The Warriors Behind Warrior TV

Students part of Woodbridge High’s weekly broadcast, Warrior TV, dedicate countless hours for its production


Abby Noh

Warrior TV works hard throughout the different steps of producing an episode, from filming to editing.

Every Friday Woodbridge High students gather to watch Warrior TV in their homerooms. While leisurely watching an episode and pointing out friends who are featured for the week, not many consider the effort that goes into producing each episode.

The Warrior TV production crew puts in countless hours to create quality content for their fellow students. From script to screen, the work these students put into each episode is difficult to dismiss.

Warrior TV finds new and creative ways to effectively communicate pertinent information through entertaining skits or new editing styles. They must also be in constant communication with fellow students and staff to ensure they are providing accurate and relevant news.

“We have to base it off of what [teachers or student leaders] tell [the Warrior TV crew] and we just try our best to make it look nice,” producer and junior Vernetta Huang said.

Preparing and planning has proven crucial to the success of each and every episode.

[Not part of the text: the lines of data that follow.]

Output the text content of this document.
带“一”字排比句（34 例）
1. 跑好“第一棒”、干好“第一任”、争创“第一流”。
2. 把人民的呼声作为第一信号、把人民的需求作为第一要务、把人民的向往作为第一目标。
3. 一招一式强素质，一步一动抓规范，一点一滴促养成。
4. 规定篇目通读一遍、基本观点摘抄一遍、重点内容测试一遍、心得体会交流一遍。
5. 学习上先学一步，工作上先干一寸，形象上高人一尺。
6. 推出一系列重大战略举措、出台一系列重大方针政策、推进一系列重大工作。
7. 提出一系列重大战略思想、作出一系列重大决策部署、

“[Producers] assign groups, usually with three or four people. Each group is assigned the segment topic, [such as] sports, athlete of the month, skits, school events and stuff happening on campus,” anchor and senior Alyssa Crosby said. “Then, [each group] brainstorms ideas of what we can do to cover [the assigned] topic.”

Once a group creates a fully realized idea, they present skit ideas to the class, where the Warrior TV cast then collectively decides what segments will make it into the week’s episode. Group subjects change every week to allow crew to familiarize themselves with different topics. When ideas are finalized, filming begins with the vast majority of filming being conducted after school. Crew member and senior Alberto Arce estimates that Warrior TV spends about two to four hours filming after school for each episode. For Arce, filming is very stressful because of scheduling conflicts.

“[Everybody has] their own schedules so you have to work [around] that,” Arce said. Finding an available actor poses its own challenge, given conflicting schedules and deadline requirements.

Despite scheduling discrepancies, Warrior TV manages to film their segments each week.

As the segments roll in, the editing process, also known as post-production, begins.

“In general, editing takes the longest [time]. Video editing takes eight hours,” Huang said.

Depending on the complexity of the video, the editing process may take even longer.

Once an episode is submitted, crew members have no time to relax as the process begins again. Recently, the Orange County Film Festival recognized Warrior TV’s outstanding work nominations for awards, such as Best Broadcast. The Warrior TV crew demonstrates dedication and perseverance throughout each episode no matter the length.